The film's large personal lexicon highlighted individual acting performances. In Heinz Drache's biography, for example, it says: What was unusual for his filmography was the drama of coming to terms with the past, “The Witness from Hell”: There, Drache was allowed to play a public prosecutor, this time with very quiet tones, who tried to get one with the help of a former inmate To bring the former concentration camp doctor to court. In the biography of Hans Zesch-Ballott it is pointed out that the actor gave his Dr. Berger put on as a jovial former concentration camp doctor and sterilization expert.

“The psychological situation of the witnesses, who demanded the reconstruction of the sufferings they experienced and had to go through them again during the trial, is reflected in the reluctance of the main character of the film ZEUGIN AUS DER HÖLLE Lea Weiss to bring up this system of terror before a German court bring. Behind the decision on the testimony, which the witness Lea Weiss finally answered with suicide in the film, there were not only doubts about not being able to cope with reliving the suffering. Behind this was also the wish to be able to speak the whole truth, including one's own inclusion in the terror system of the camp, which had made survival in Auschwitz possible. One would think that it is not only in the film that the serious doubts of the witness and the public prosecutor are justified in dealing with this problem in the context of a trial - the Auschwitz trial. Numerous parallels between the Auschwitz trial in Frankfurt and the film story about investigations and preparations for a trial in Berlin can be identified precisely. The fictional film story is about a - fictional - report by the survivor Lea Weiss, published in 1945, which in turn prompts a public prosecutor from the central office in Ludwigsburg in the mid-1960s to find the witness for a trial. (...) The fact that WITNESS FROM HELL became a movie well worth seeing, incidentally, it was a commercial failure, was mainly thanks to the outstanding acting performance of Irene Papas as Lea Weiss, who had just celebrated a huge worldwide cinema success with ALEXIS ZORBAS the year before. The role of the author Bora Petrovic was also superbly cast with the French cinema star Daniel Gelin, but in a thankless role. He does not embody an authentic figure, he is nothing more than a counterpart, a projection surface for Lea Weiss. The Ludwigsburg public prosecutor was occupied by Heinz Drache, who during these years was primarily familiar to the cinema audience as a police inspector in German Edgar Wallace films, proof of how all too clearly WITNESS FROM HELL represents the insignia of the cinema of his time. "

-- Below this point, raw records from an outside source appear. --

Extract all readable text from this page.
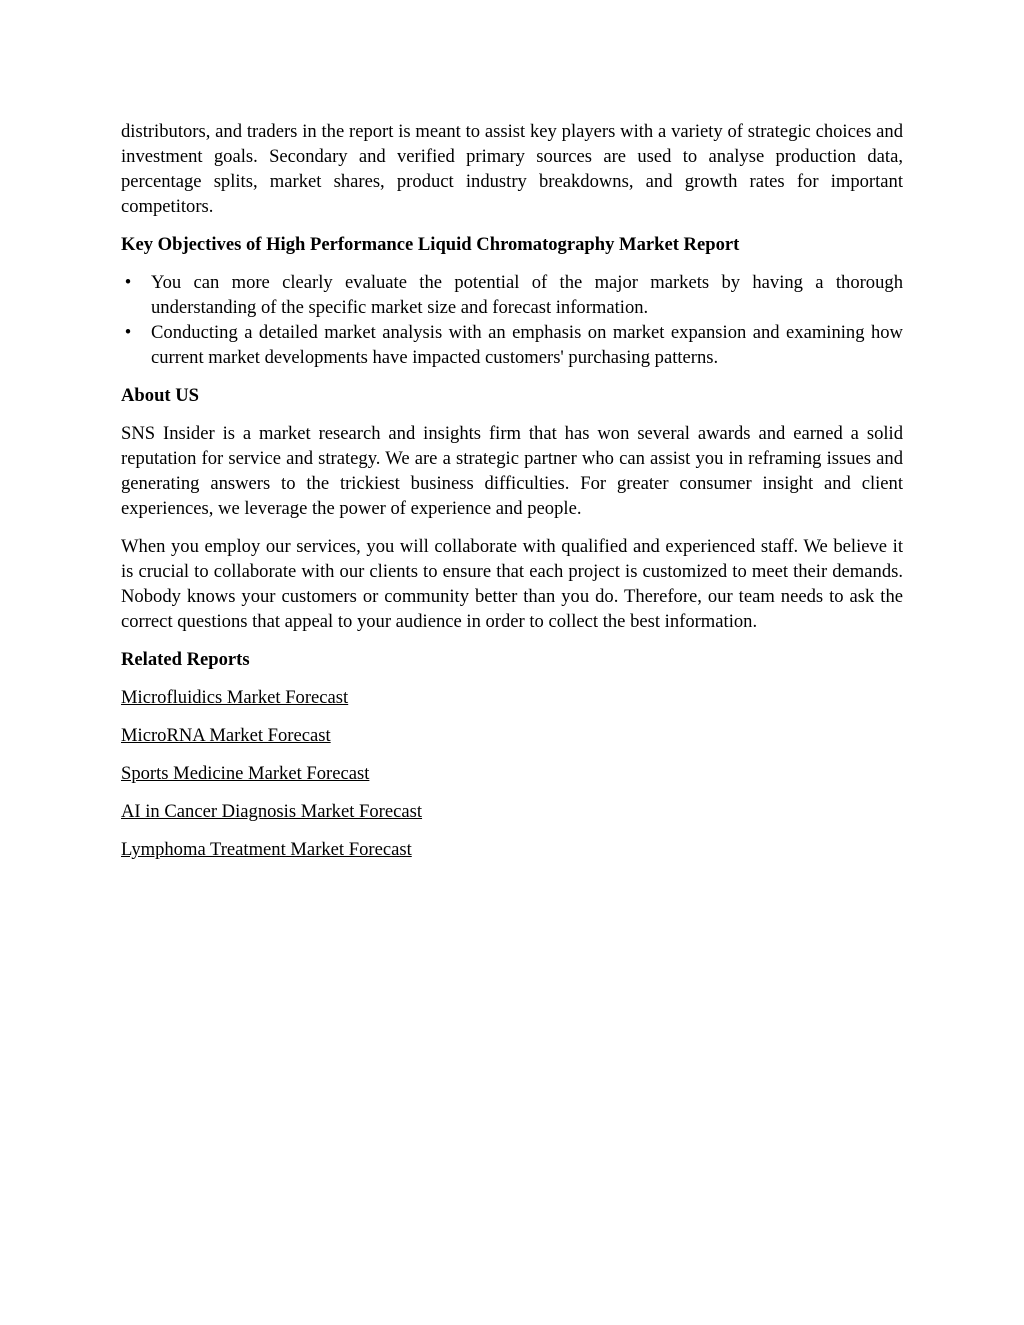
distributors, and traders in the report is meant to assist key players with a variety of strategic choices and investment goals. Secondary and verified primary sources are used to analyse production data, percentage splits, market shares, product industry breakdowns, and growth rates for important competitors.

Key Objectives of High Performance Liquid Chromatography Market Report

• You can more clearly evaluate the potential of the major markets by having a thorough understanding of the specific market size and forecast information.
• Conducting a detailed market analysis with an emphasis on market expansion and examining how current market developments have impacted customers' purchasing patterns.

About US

SNS Insider is a market research and insights firm that has won several awards and earned a solid reputation for service and strategy. We are a strategic partner who can assist you in reframing issues and generating answers to the trickiest business difficulties. For greater consumer insight and client experiences, we leverage the power of experience and people.

When you employ our services, you will collaborate with qualified and experienced staff. We believe it is crucial to collaborate with our clients to ensure that each project is customized to meet their demands. Nobody knows your customers or community better than you do. Therefore, our team needs to ask the correct questions that appeal to your audience in order to collect the best information.

Related Reports

Microfluidics Market Forecast

MicroRNA Market Forecast

Sports Medicine Market Forecast

AI in Cancer Diagnosis Market Forecast

Lymphoma Treatment Market Forecast
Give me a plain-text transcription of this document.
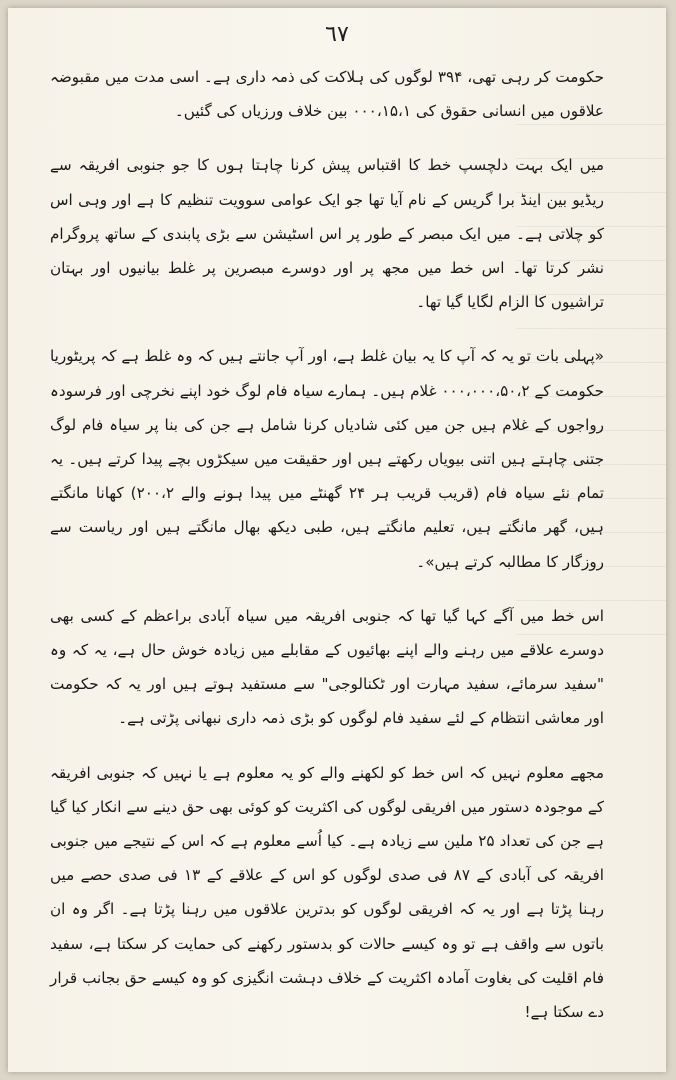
٦٧

حکومت کر رہی تھی، ۳۹۴ لوگوں کی ہلاکت کی ذمہ داری ہے۔ اسی مدت میں مقبوضہ علاقوں میں انسانی حقوق کی ۰۰۰،۱۵،۱ بین خلاف ورزیاں کی گئیں۔

میں ایک بہت دلچسپ خط کا اقتباس پیش کرنا چاہتا ہوں کا جو جنوبی افریقہ سے ریڈیو بین اینڈ برا گریس کے نام آیا تھا جو ایک عوامی سوویت تنظیم کا ہے اور وہی اس کو چلاتی ہے۔ میں ایک مبصر کے طور پر اس اسٹیشن سے بڑی پابندی کے ساتھ پروگرام نشر کرتا تھا۔ اس خط میں مجھ پر اور دوسرے مبصرین پر غلط بیانیوں اور بہتان تراشیوں کا الزام لگایا گیا تھا۔

«پہلی بات تو یہ کہ آپ کا یہ بیان غلط ہے، اور آپ جانتے ہیں کہ وہ غلط ہے کہ پریٹوریا حکومت کے ۰۰۰،۰۰۰،۵۰،۲ غلام ہیں۔ ہمارے سیاہ فام لوگ خود اپنے نخرچی اور فرسودہ رواجوں کے غلام ہیں جن میں کئی شادیاں کرنا شامل ہے جن کی بنا پر سیاہ فام لوگ جتنی چاہتے ہیں اتنی بیویاں رکھتے ہیں اور حقیقت میں سیکڑوں بچے پیدا کرتے ہیں۔ یہ تمام نئے سیاہ فام (قریب قریب ہر ۲۴ گھنٹے میں پیدا ہونے والے ۲۰۰،۲) کھانا مانگتے ہیں، گھر مانگتے ہیں، تعلیم مانگتے ہیں، طبی دیکھ بھال مانگتے ہیں اور ریاست سے روزگار کا مطالبہ کرتے ہیں»۔

اس خط میں آگے کہا گیا تھا کہ جنوبی افریقہ میں سیاہ آبادی براعظم کے کسی بھی دوسرے علاقے میں رہنے والے اپنے بھائیوں کے مقابلے میں زیادہ خوش حال ہے، یہ کہ وہ "سفید سرمائے، سفید مہارت اور ٹکنالوجی" سے مستفید ہوتے ہیں اور یہ کہ حکومت اور معاشی انتظام کے لئے سفید فام لوگوں کو بڑی ذمہ داری نبھانی پڑتی ہے۔

مجھے معلوم نہیں کہ اس خط کو لکھنے والے کو یہ معلوم ہے یا نہیں کہ جنوبی افریقہ کے موجودہ دستور میں افریقی لوگوں کی اکثریت کو کوئی بھی حق دینے سے انکار کیا گیا ہے جن کی تعداد ۲۵ ملین سے زیادہ ہے۔ کیا اُسے معلوم ہے کہ اس کے نتیجے میں جنوبی افریقہ کی آبادی کے ۸۷ فی صدی لوگوں کو اس کے علاقے کے ۱۳ فی صدی حصے میں رہنا پڑتا ہے اور یہ کہ افریقی لوگوں کو بدترین علاقوں میں رہنا پڑتا ہے۔ اگر وہ ان باتوں سے واقف ہے تو وہ کیسے حالات کو بدستور رکھنے کی حمایت کر سکتا ہے، سفید فام اقلیت کی بغاوت آمادہ اکثریت کے خلاف دہشت انگیزی کو وہ کیسے حق بجانب قرار دے سکتا ہے!
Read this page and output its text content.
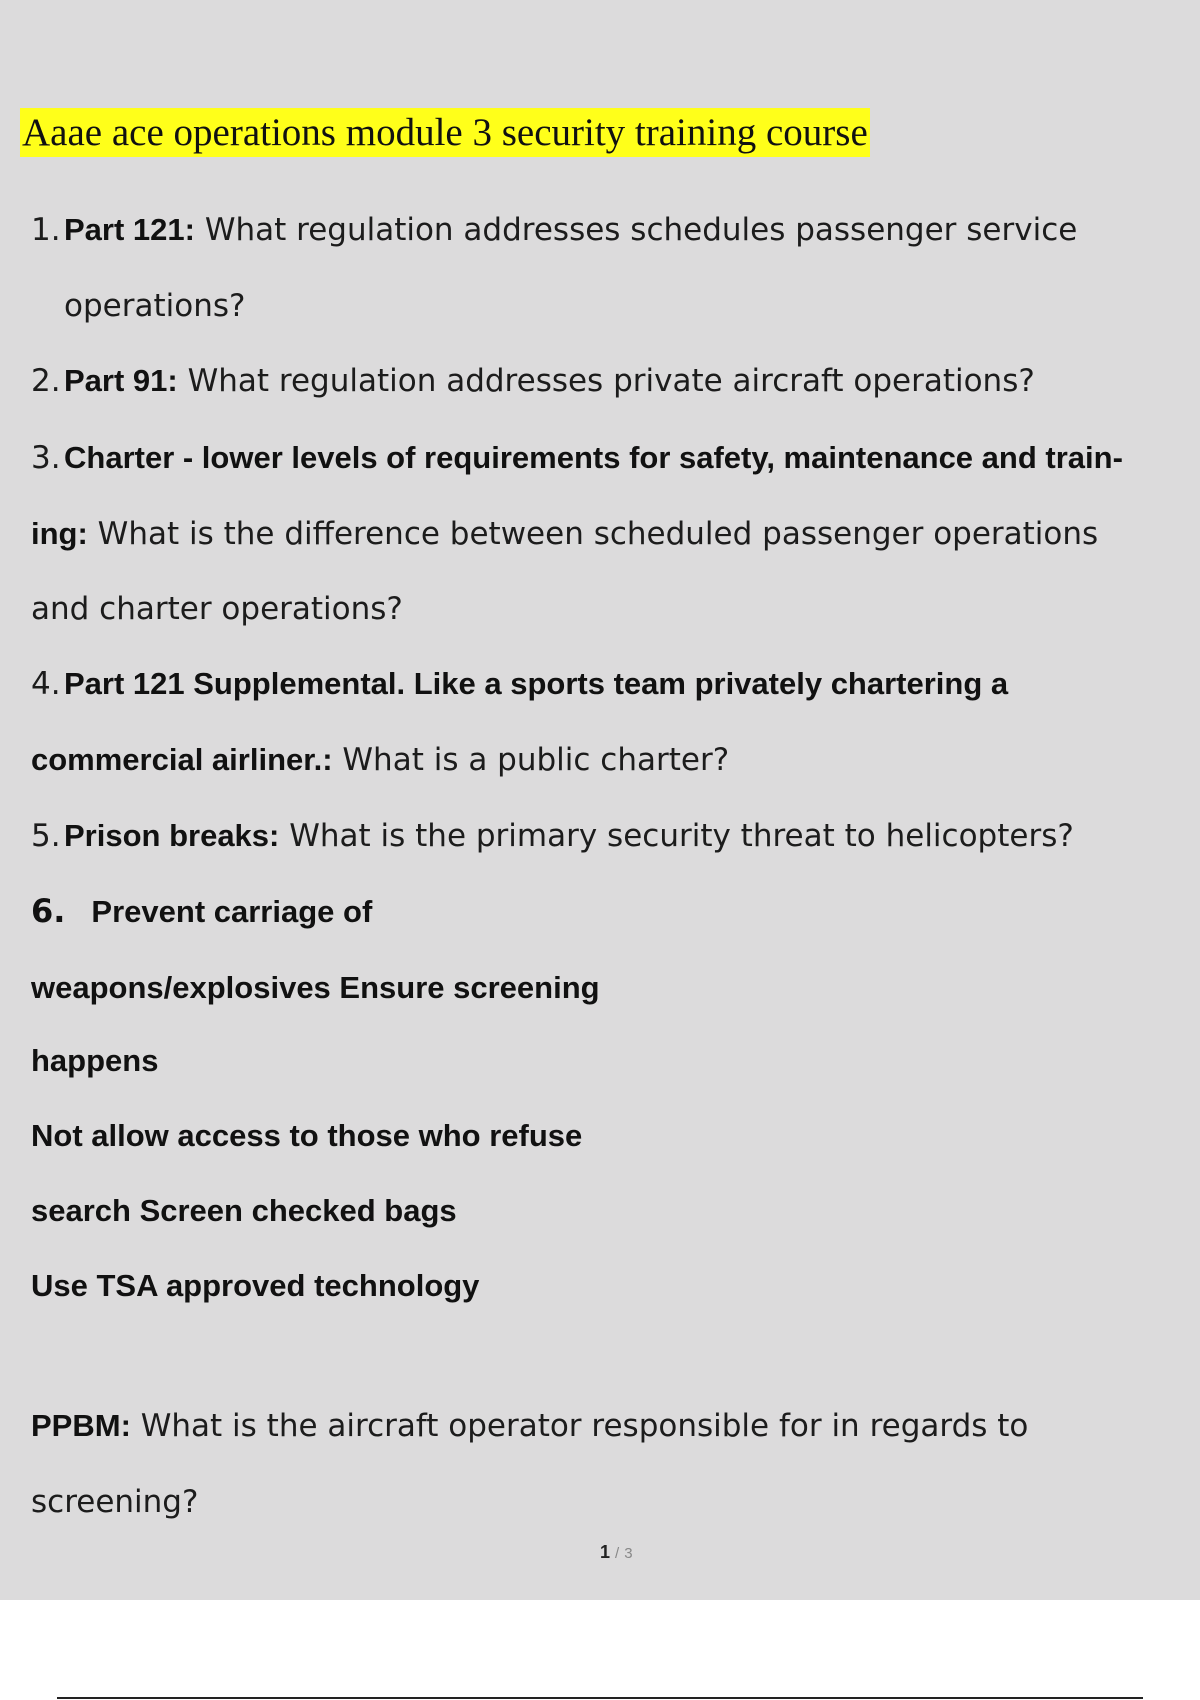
Aaae ace operations module 3 security training course
1. Part 121: What regulation addresses schedules passenger service
operations?
2. Part 91: What regulation addresses private aircraft operations?
3. Charter - lower levels of requirements for safety, maintenance and train-
ing: What is the difference between scheduled passenger operations
and charter operations?
4. Part 121 Supplemental. Like a sports team privately chartering a
commercial airliner.: What is a public charter?
5. Prison breaks: What is the primary security threat to helicopters?
6. Prevent carriage of
weapons/explosives Ensure screening
happens
Not allow access to those who refuse
search Screen checked bags
Use TSA approved technology
PPBM: What is the aircraft operator responsible for in regards to
screening?
1 / 3
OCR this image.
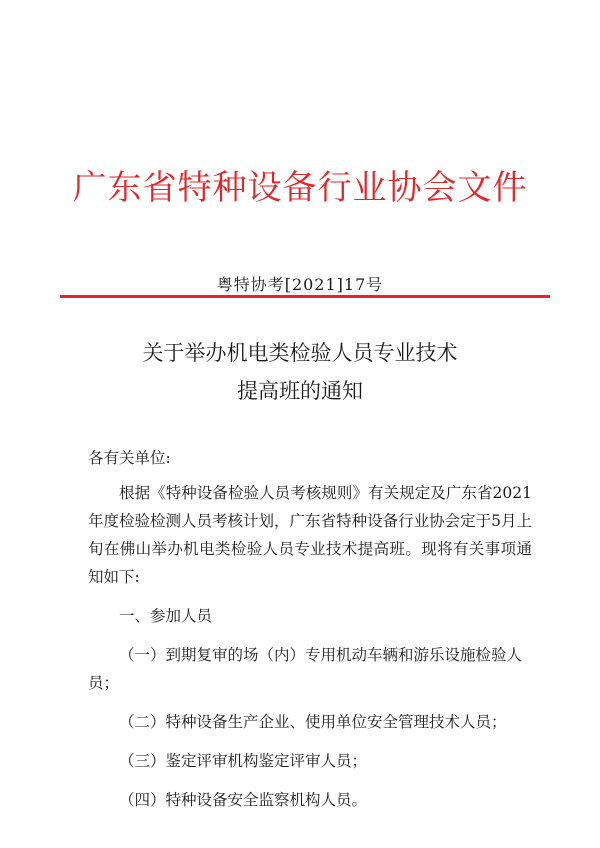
广东省特种设备行业协会文件
粤特协考[2021]17号
关于举办机电类检验人员专业技术
提高班的通知

各有关单位:

根据《特种设备检验人员考核规则》有关规定及广东省2021年度检验检测人员考核计划，广东省特种设备行业协会定于5月上旬在佛山举办机电类检验人员专业技术提高班。现将有关事项通知如下:

一、参加人员

（一）到期复审的场（内）专用机动车辆和游乐设施检验人员；

（二）特种设备生产企业、使用单位安全管理技术人员；

（三）鉴定评审机构鉴定评审人员；

（四）特种设备安全监察机构人员。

- Ronny Loewy: The past in the present. Confrontations with the Holocaust in the films of German post-war societies : Frankfurt am Main: Deutsches Filminstitut - DIF, 2001

Individual evidence

  1. Ronny Loewy in cine-holocaust.de ( Memento of 3 December 2013 Internet Archive )
  2. Klaus Brüne (Red.): Lexikon des Internationale Films, Volume 9, p. 4414. Reinbek near Hamburg 1987
  3. Kay Less : The film's great personal dictionary . The actors, directors, cameramen, producers, composers, screenwriters, film architects, outfitters, costume designers, editors, sound engineers, make-up artists and special effects designers of the 20th century. Volume 2: C - F. John Paddy Carstairs - Peter Fritz. Schwarzkopf & Schwarzkopf, Berlin 2001, ISBN 3-89602-340-3 , p. 449.
  4. Kay Less : The film's great personal dictionary . The actors, directors, cameramen, producers, composers, screenwriters, film architects, outfitters, costume designers, editors, sound engineers, make-up artists and special effects designers of the 20th century. Volume 8: T - Z. David Tomlinson - Theo Zwierski. Schwarzkopf & Schwarzkopf, Berlin 2001, ISBN 3-89602-340-3 , p. 531.